Туареги всегда очень высокомерно относились к другим народам. Они называют себя потомками властной и могущественной царицы Сахары, которой рабски служили остальные племена Африки. Как и любые другие кочевники, они считают достойными мужскими занятиями лишь войну и торговлю, в то время как земледелие и ремесло традиционно считаются здесь уделом слабых, подвластных народов.
Среди туарегов уже многие столетия живет несколько таких племен: они настолько свыклись со своим положением невольников, что рабство стало фактически добровольным.
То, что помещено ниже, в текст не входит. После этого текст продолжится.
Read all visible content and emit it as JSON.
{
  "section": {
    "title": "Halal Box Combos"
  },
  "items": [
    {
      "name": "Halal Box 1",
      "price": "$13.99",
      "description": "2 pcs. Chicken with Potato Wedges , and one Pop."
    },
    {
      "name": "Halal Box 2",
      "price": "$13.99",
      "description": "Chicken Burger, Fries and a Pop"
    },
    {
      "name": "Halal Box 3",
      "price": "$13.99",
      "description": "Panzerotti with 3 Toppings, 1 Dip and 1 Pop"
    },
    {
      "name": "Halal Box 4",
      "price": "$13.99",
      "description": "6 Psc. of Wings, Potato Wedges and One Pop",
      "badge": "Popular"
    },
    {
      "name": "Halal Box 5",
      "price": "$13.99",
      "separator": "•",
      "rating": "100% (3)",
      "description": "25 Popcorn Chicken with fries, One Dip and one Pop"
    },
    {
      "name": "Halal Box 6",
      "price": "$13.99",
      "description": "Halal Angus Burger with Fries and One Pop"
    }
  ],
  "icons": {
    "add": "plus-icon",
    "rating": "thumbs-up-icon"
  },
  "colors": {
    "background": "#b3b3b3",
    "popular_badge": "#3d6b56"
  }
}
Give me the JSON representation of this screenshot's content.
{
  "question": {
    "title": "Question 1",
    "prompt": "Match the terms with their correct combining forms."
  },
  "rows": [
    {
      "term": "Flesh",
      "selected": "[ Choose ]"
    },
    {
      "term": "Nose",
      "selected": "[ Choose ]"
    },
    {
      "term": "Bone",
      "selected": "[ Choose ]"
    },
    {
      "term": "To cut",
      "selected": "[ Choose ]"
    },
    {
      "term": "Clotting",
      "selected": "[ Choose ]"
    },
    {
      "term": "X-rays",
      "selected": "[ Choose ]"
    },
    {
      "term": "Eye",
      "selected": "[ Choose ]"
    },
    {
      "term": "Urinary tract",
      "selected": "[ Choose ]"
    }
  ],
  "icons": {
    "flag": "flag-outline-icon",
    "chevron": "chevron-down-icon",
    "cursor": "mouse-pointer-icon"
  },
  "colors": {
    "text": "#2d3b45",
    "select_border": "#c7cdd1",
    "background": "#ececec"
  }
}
Это чернокожий народ кузнецов, который потерял вместе со свободой даже свое имя. Его мужчины считаются лучшими во всей Африке изготовителями оружия из белой сахарской стали. Кузнецов ценят как специалистов, но они не знают свободы и от рассвета до заката работают на воинов-туарегов.
Это и загадочное племя сахарских евреев, которые до наших дней донесли свое имя, но забыли и язык, и обычаи своих знаменитых предков. В небольших селениях, отделенных от стоянок туарегов, евреи занимаются самыми разными ремеслами, секреты которых нередко передаются только по женской линии и уж точно никогда – людям из других племен.